The Alaska Mental Health "Consumers Consortium" announced today that it has submitted a comprehensive set of budget proposals to substantially improve the lives of many Alaskans suffering from psychiatric disabilities such as bi-polar disorder and schizophrenia while at the same time save the state money. The full text of the Consortium's proposals can be found on the Internet at http://akmhcweb.org/announcements/2002rfr/consortiumproposals.htm. "This is a historical accomplishment for Alaska consumers," said Katsumi Kenaston, president of the Alaska Mental Health Consumer Web, one of the members of the Consortium. The budget proposals are part of the two-year budget cycle that results in the Alaska Mental Health Trust Authority's annual recommendations to the Governor and Alaska Legislature as part of the settlement of the decade long litigation of the Mental Health Lands Trust.
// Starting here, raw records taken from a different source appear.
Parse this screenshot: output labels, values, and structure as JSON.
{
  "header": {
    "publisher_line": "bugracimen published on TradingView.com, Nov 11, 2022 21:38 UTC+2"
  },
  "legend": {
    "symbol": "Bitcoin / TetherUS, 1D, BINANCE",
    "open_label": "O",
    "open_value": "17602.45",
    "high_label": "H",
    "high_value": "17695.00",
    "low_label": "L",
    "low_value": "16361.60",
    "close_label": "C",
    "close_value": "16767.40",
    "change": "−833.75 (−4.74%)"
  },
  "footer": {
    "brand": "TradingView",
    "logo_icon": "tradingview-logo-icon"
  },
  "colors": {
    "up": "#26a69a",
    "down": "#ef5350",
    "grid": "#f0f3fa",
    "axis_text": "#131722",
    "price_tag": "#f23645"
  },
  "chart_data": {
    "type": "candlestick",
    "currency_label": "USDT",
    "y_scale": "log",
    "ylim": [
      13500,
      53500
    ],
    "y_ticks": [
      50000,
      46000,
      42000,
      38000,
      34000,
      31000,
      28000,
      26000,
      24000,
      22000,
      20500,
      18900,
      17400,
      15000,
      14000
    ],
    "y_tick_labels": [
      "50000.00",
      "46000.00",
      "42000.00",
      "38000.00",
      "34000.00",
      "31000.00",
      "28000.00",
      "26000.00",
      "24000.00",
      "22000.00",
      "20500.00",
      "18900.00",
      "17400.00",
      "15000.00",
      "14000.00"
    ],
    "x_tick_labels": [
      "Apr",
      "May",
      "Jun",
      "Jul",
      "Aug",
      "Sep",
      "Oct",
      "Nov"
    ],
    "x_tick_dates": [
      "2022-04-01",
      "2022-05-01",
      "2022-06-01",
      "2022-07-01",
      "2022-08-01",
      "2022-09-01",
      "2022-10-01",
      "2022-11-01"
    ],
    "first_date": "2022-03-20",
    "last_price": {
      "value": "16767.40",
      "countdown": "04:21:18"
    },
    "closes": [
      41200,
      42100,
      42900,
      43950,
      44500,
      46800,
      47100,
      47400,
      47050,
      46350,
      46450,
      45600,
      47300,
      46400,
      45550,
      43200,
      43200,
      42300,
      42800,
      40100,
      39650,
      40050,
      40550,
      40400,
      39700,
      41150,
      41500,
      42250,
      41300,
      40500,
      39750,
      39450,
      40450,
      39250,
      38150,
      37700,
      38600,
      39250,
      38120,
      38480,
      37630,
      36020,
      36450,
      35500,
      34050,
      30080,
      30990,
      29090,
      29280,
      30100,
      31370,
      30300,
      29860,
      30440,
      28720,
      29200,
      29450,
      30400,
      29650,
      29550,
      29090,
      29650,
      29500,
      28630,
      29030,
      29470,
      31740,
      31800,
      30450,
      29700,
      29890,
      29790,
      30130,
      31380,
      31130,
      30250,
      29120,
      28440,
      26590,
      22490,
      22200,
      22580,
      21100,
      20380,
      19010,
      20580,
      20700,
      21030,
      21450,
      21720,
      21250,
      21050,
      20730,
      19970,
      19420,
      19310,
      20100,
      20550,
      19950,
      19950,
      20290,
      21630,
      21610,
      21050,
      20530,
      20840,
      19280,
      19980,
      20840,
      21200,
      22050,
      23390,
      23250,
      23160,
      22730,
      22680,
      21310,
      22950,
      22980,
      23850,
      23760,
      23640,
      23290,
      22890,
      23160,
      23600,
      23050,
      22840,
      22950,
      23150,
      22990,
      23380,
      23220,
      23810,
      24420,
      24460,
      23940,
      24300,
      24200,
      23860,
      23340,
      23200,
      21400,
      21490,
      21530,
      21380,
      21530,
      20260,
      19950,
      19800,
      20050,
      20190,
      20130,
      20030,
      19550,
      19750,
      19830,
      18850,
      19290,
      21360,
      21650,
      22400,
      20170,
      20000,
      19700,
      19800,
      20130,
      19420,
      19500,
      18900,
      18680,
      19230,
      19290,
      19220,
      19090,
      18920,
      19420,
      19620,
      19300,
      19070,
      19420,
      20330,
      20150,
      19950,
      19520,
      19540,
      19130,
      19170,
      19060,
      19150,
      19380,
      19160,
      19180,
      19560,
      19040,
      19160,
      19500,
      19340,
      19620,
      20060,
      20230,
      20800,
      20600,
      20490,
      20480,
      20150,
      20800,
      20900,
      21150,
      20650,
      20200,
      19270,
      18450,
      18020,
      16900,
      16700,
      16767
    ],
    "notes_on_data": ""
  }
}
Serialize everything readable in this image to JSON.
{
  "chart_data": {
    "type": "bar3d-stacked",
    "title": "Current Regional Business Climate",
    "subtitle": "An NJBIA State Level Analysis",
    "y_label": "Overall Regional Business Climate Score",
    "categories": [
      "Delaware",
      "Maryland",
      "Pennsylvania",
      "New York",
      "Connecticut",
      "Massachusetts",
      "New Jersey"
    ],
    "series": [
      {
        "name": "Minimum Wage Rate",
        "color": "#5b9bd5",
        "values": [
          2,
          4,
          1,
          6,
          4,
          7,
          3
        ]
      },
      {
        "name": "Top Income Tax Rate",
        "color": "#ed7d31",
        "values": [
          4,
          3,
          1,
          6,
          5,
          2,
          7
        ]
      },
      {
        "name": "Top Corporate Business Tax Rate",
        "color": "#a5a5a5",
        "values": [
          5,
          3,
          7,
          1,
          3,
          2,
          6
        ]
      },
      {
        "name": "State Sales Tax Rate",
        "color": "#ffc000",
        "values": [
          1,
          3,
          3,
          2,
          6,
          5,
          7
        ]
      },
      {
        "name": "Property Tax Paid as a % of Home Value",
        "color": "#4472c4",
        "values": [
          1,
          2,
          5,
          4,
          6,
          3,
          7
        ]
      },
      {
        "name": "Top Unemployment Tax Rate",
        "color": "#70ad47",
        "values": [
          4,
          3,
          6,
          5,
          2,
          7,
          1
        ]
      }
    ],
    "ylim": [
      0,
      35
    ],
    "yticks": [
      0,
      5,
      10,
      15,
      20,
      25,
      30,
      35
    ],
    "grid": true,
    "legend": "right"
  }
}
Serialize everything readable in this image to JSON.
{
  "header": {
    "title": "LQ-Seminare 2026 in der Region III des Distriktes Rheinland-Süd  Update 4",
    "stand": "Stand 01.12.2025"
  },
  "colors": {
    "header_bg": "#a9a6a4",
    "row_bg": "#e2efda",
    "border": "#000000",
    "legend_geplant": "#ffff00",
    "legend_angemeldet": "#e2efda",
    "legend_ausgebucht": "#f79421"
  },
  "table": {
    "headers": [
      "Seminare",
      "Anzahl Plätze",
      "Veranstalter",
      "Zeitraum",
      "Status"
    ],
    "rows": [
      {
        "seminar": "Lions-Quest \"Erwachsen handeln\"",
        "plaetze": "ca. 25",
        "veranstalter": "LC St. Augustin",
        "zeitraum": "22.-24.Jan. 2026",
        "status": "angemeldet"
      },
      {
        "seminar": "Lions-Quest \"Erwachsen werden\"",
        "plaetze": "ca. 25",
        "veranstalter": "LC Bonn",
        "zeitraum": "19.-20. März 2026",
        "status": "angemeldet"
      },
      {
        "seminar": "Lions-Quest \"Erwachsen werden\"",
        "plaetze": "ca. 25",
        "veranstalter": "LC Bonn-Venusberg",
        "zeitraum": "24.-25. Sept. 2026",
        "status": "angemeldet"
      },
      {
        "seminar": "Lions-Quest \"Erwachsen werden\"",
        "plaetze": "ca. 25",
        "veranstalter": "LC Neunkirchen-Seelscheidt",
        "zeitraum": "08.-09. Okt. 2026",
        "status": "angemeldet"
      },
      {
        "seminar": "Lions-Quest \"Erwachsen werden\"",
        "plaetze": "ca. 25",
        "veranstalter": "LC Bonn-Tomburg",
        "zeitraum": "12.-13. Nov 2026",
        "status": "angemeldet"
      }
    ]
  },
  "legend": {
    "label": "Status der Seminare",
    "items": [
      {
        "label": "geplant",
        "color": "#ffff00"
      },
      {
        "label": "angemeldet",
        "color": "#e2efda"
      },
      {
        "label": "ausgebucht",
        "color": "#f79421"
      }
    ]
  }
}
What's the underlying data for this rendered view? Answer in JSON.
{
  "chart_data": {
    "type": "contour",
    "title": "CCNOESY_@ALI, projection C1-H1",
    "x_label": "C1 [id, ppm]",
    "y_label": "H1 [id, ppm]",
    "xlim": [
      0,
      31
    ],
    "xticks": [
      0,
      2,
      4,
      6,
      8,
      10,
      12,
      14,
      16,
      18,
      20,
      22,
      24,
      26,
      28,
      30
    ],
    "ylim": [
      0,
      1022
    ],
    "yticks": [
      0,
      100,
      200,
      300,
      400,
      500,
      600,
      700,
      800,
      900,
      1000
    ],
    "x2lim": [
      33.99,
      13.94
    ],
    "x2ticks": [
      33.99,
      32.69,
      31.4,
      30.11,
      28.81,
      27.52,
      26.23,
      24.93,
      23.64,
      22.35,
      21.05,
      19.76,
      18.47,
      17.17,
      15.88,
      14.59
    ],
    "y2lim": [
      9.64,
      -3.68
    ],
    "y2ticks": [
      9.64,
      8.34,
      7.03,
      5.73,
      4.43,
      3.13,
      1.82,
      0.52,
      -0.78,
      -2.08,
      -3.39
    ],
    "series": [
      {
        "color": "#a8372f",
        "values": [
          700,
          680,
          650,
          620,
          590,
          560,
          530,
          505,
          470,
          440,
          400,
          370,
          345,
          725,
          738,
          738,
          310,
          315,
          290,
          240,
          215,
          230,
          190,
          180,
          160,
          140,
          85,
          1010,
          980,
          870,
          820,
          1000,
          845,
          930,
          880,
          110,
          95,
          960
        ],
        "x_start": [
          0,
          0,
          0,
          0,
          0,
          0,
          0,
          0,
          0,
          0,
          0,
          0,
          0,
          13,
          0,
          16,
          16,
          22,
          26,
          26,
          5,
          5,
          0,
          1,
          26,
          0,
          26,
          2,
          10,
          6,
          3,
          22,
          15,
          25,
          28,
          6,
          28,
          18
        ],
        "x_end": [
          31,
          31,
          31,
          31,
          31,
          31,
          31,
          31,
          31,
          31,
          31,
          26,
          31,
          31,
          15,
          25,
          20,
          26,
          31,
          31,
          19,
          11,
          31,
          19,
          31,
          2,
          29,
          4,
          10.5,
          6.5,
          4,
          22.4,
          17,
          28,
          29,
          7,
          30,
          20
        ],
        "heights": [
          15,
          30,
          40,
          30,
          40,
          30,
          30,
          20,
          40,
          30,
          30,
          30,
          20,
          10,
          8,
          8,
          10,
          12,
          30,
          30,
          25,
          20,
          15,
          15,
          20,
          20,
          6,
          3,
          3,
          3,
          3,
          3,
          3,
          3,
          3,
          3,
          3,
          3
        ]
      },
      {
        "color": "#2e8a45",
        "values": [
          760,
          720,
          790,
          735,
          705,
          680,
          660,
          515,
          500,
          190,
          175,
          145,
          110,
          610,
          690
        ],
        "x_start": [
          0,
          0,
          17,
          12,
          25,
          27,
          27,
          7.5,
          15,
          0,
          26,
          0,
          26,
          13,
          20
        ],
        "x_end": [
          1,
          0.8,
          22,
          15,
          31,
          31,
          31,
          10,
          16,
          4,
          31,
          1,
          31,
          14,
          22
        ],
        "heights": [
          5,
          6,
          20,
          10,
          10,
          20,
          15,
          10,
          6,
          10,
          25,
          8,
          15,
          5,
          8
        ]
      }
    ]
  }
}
Part of the settlement requires the Governor and the Legislature to explain any deviations from the Trust's recommendations.
Jill Ramsey, Executive Director of NAMI-Alaska,
an organization of mental health consumers and family members, said "we need
Alaska's mental health system to begin to move towards what Dr. Courtenay
Harding, the preeminent researcher on recovery from mental illness, has found
are the keys to success, 'Although there are many pathways to recovery, several
factors stand out. They include a home, a job, friends and integration in the
community. They also include hope, relearned optimism and self-sufficiency.'
These proposals are directly aimed at getting people better, into jobs and out
of the mental health system."
Pat Hjellen, Executive Director of the Alaska Mental Health Consumer Web noted
that the Alaska Mental Health Board and the Trust Authority have been
encouraging and helping mental health consumers to get involved in mental health
system policy making. "Now that we have taken them up on participating and have
made these proposals to get people better and save money at the same time, it
will be interesting to see their reaction."
Barry Creighton, from Ionia in Kasilof, describing how the group formed said, "The Consumers Consortium came together when discouraged and weary consumer run organizations discovered their common problems and began looking for common solutions. The consortium has the assumption of commonness rather than the assumption of separation. In response to the Board’s call for input into the budget building process, we believe that it will be much easier for the MH system to respond effectively to us as a group, working together. In that spirit, we have gathered in order to build a consensus around the mental health system. “ The Mental Health Board's Budget Committee begins deliberations on the budget proposals May 30-31 in 8th Floor Conference room of the Frontier Building, 3601 C Street, in Anchorage.